In early 2007 McEwan was hired, along with Amanda Marcotte, who was running the liberal blog Pandagon, to blog for the John Edwards presidential campaign. Both were soon forced to quit after Catholic activist Bill Donahue called them bigots and lobbied for their removal . The incident made national news and McEwan achieved what I assume was dizzying notoriety, not least because it attracted a wider variety of troll to her blog and inbox. According to former Shakesville contributor Litbrit, when McEwan tried to move the blog to a new domain, it was subjected to DDOS attacks. She was doxxed and reported that she received rape threats.
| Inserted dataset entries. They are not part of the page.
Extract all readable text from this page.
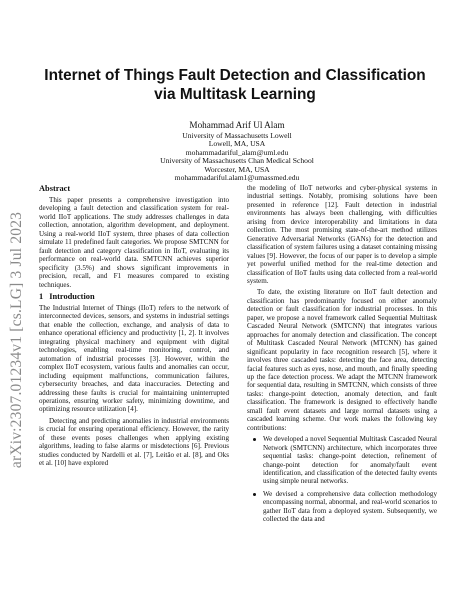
arXiv:2307.01234v1 [cs.LG] 3 Jul 2023
Internet of Things Fault Detection and Classification via Multitask Learning
Mohammad Arif Ul Alam
University of Massachusetts Lowell
Lowell, MA, USA
mohammadariful_alam@uml.edu
University of Massachusetts Chan Medical School
Worcester, MA, USA
mohammadariful.alam1@umassmed.edu
Abstract

This paper presents a comprehensive investigation into developing a fault detection and classification system for real-world IIoT applications. The study addresses challenges in data collection, annotation, algorithm development, and deployment. Using a real-world IIoT system, three phases of data collection simulate 11 predefined fault categories. We propose SMTCNN for fault detection and category classification in IIoT, evaluating its performance on real-world data. SMTCNN achieves superior specificity (3.5%) and shows significant improvements in precision, recall, and F1 measures compared to existing techniques.

1 Introduction

The Industrial Internet of Things (IIoT) refers to the network of interconnected devices, sensors, and systems in industrial settings that enable the collection, exchange, and analysis of data to enhance operational efficiency and productivity [1, 2]. It involves integrating physical machinery and equipment with digital technologies, enabling real-time monitoring, control, and automation of industrial processes [3]. However, within the complex IIoT ecosystem, various faults and anomalies can occur, including equipment malfunctions, communication failures, cybersecurity breaches, and data inaccuracies. Detecting and addressing these faults is crucial for maintaining uninterrupted operations, ensuring worker safety, minimizing downtime, and optimizing resource utilization [4].

Detecting and predicting anomalies in industrial environments is crucial for ensuring operational efficiency. However, the rarity of these events poses challenges when applying existing algorithms, leading to false alarms or misdetections [6]. Previous studies conducted by Nardelli et al. [7], Leitão et al. [8], and Oks et al. [10] have explored

the modeling of IIoT networks and cyber-physical systems in industrial settings. Notably, promising solutions have been presented in reference [12]. Fault detection in industrial environments has always been challenging, with difficulties arising from device interoperability and limitations in data collection. The most promising state-of-the-art method utilizes Generative Adversarial Networks (GANs) for the detection and classification of system failures using a dataset containing missing values [9]. However, the focus of our paper is to develop a simple yet powerful unified method for the real-time detection and classification of IIoT faults using data collected from a real-world system.

To date, the existing literature on IIoT fault detection and classification has predominantly focused on either anomaly detection or fault classification for industrial processes. In this paper, we propose a novel framework called Sequential Multitask Cascaded Neural Network (SMTCNN) that integrates various approaches for anomaly detection and classification. The concept of Multitask Cascaded Neural Network (MTCNN) has gained significant popularity in face recognition research [5], where it involves three cascaded tasks: detecting the face area, detecting facial features such as eyes, nose, and mouth, and finally speeding up the face detection process. We adapt the MTCNN framework for sequential data, resulting in SMTCNN, which consists of three tasks: change-point detection, anomaly detection, and fault classification. The framework is designed to effectively handle small fault event datasets and large normal datasets using a cascaded learning scheme. Our work makes the following key contributions:

We developed a novel Sequential Multitask Cascaded Neural Network (SMTCNN) architecture, which incorporates three sequential tasks: change-point detection, refinement of change-point detection for anomaly/fault event identification, and classification of the detected faulty events using simple neural networks.
We devised a comprehensive data collection methodology encompassing normal, abnormal, and real-world scenarios to gather IIoT data from a deployed system. Subsequently, we collected the data and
It is perhaps unsurprising that an air of paranoia became increasingly palpable at Shakesville. (McEwan did not respond to an email requesting comment for this piece.)
In a November 5, 2008 post titled “Great Expectations,” McEwan praised Obama’s victory and urged optimism from the community. What resulted became known to former Shakers as the Great Meltdown.
It’s easy to assume that McEwan, Dr. Frankenstein-like, built a monster she could no longer control, but when I read through that thread now, I don’t see an over-abundance of negativity. I see, with the exception of a couple smartasses, people skeptical of the country’s ability to reform itself after eight years of jingoism and war, and a few PUMAs who thought the nomination was stolen from Hillary. The mods wouldn’t abide this, and all hell broke loose. In the comments, McEwan appeared exasperated, claiming to be “hanging on by a thread.” She threatened to quit blogging forever. Readers departed en masse. According to Google Trends, searches for “Shakesville,” which reached an all-time peak that September, had by December dipped by 50 percent. This is about the time I myself stopped reading the site entirely.
In June 2009, after a few comment thread blow-ups and several days without posts, the blog’s 14 contributors posted “‘All In’ Means ALL of Us,” a manifesto intended “to address what we see as an ongoing and extremely problematic pattern within our community.” The pattern was the rampant disrespect of McEwan. They called on Shakers to “bring your vocal, visible support to Melissa (and other contributors) when you see others disrespecting them” and pledge to respect her as “acknowledged leader.”
The result was, in Shakes-speak, a clusterfucktastrophe. The first comment, and most upvoted, got right to it: “Is this a blog or a freakin’ cult?” Many Shakers pledged to be All In and promised to participate more, but a significant number reported being turned off and insulted. Readers fled to other blogs and Facebook to vent and regroup. According to a screenshot sent to me by a former contributor who asked to remain anonymous, McEwan emailed contributors asking to be kept apprised of negative comments about her. But many offending Shakers never returned.



It's a shame that so many refuse to get honest about what took place in 2008.

A few people warned what was happening then and prior.  We'd noted that becoming David Brock was not the answer.  But that's who so many of us are now -- including Jane Mayer -- a hit man for a partisan reasons, a liar.  We didn't need to become David Brock to win elections but lying's always easier than doing the hard work required to show people a government that truly represents them.

The independent internet is fading.  Maybe it will come back to life?

We hope so..

But we survey the landscape today and it's depressing.

So many are gone.  Some walked away like Carolyn Kay (MAKE THEM ACCOUNTABLE) and some passed away (BARTCOP comes to mind).  A freewheeling internet meant that even a Melissa McEwen could have some value.